Premise is that modern young woman Eve (comely Elizabeth Jasicki) dies and wakes up in purgatory, where she passes time with Christian Saint Paul (Edward Halsted), Greek philosopher Socrates (Chris Johnston), Renaissance politician Machiavelli (James Reynard) and French feminist/existentialist Simone de Beauvoir (Yvonne Bonnamy). While one doesn’t need a philosophy degree to follow the discussion, if the names don’t ring a bell, the film obviously won’t work.
No explanation is given as to why these five people are thrown together, or why Saint Paul isn’t in heaven. Instead, during champagne and then dinner, the five debate theology, history, politics and the equality of the sexes. Saint Paul comes in for a lot of grief since Socrates is a pagan, Machiavelli a blasphemer and de Beauvoir an atheist, but he manages to hold his own.
But writer/director Kerry Kiernan paints himself into a philosophical corner since the five ultimately debate the meaning of life, and, inevitably, whatever answer they come up with to this eternal mystery will strike the viewer as banal.

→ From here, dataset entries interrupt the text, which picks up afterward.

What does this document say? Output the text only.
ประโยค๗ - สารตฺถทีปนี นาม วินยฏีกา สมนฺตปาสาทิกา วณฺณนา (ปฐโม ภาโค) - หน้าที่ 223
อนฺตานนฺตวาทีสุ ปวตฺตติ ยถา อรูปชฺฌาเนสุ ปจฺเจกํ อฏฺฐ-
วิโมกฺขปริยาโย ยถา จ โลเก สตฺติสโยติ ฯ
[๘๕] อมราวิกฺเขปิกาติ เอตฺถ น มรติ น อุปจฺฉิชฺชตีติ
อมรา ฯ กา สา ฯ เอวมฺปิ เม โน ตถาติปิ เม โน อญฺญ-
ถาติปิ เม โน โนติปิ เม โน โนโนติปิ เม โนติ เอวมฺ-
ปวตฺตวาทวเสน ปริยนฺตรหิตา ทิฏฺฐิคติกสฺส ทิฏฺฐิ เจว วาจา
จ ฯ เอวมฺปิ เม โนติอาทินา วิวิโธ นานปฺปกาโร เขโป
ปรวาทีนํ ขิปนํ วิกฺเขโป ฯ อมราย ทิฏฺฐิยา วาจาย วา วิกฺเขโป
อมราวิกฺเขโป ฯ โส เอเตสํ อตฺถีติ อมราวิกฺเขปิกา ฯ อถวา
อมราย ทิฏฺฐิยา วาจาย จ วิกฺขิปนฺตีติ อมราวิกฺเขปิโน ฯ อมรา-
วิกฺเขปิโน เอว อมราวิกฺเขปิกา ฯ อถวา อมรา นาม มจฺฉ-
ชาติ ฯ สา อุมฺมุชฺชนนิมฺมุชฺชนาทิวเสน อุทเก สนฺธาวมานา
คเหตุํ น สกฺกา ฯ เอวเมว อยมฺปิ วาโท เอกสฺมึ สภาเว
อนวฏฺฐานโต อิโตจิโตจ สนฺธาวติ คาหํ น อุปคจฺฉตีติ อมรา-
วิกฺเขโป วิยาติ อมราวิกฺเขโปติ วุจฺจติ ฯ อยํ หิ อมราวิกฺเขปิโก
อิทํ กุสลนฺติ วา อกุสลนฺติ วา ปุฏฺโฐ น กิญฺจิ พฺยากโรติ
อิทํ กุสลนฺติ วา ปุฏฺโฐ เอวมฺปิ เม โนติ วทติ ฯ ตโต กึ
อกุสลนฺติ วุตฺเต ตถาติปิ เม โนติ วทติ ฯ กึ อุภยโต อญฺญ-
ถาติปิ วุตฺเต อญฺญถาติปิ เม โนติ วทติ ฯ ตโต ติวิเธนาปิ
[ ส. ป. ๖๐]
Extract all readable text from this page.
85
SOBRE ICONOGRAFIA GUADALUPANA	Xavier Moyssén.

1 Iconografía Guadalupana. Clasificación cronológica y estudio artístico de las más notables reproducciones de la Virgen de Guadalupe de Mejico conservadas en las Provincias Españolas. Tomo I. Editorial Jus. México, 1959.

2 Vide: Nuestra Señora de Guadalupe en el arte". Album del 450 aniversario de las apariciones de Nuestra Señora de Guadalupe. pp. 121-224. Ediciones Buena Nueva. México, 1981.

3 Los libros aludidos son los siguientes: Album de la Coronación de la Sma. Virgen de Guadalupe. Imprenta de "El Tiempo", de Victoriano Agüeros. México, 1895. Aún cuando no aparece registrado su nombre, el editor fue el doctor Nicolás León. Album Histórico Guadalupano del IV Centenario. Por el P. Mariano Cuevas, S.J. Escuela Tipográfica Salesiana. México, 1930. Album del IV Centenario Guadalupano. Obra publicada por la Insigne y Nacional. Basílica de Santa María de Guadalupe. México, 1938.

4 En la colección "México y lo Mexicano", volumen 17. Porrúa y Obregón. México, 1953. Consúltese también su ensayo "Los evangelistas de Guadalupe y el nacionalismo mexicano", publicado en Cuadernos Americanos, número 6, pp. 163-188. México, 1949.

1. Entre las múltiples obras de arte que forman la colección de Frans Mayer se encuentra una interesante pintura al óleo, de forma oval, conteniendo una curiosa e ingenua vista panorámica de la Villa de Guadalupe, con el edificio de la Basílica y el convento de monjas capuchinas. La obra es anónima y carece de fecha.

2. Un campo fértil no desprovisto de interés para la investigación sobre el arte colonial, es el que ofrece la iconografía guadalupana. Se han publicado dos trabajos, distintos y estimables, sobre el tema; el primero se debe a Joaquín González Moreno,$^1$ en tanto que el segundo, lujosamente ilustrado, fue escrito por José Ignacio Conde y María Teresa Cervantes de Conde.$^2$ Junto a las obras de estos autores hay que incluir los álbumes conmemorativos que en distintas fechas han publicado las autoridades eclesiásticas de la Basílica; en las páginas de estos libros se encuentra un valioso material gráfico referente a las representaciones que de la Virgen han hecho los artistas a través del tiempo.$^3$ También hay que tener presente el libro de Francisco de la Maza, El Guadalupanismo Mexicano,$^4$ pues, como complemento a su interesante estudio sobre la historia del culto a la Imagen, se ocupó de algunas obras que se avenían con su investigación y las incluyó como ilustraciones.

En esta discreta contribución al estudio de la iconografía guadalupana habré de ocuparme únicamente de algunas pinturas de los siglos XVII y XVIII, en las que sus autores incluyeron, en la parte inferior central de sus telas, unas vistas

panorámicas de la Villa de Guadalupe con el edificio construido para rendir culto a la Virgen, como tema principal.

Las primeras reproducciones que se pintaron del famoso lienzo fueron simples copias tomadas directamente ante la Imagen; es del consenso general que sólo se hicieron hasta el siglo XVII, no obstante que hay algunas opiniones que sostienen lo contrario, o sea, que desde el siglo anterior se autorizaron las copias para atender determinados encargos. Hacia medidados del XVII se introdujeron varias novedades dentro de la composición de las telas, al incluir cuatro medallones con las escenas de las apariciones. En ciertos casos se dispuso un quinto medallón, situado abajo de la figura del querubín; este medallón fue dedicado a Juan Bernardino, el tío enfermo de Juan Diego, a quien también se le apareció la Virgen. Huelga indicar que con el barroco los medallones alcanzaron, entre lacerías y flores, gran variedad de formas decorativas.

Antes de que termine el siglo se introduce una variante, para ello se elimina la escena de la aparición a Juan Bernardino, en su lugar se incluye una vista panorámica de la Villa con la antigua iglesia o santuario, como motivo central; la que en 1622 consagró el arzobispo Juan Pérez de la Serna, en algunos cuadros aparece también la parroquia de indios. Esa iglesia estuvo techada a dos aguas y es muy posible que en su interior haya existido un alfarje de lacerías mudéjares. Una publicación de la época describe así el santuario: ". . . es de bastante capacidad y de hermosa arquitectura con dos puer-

Audience has to be willing to play along, and it takes a good 10 or 15 minutes before the film finds its level, but then the chat becomes quite engaging. Able cast manages to create characters beyond simply mouthing positions, with Johnston’s genial Socrates and Bonnamy’s worldly de Beauvoir coming off best.
Tech credits are up to snuff, with limited funds concentrated on the set and costumes, so that claustrophobic nature of the enterprise doesn’t become overwhelming.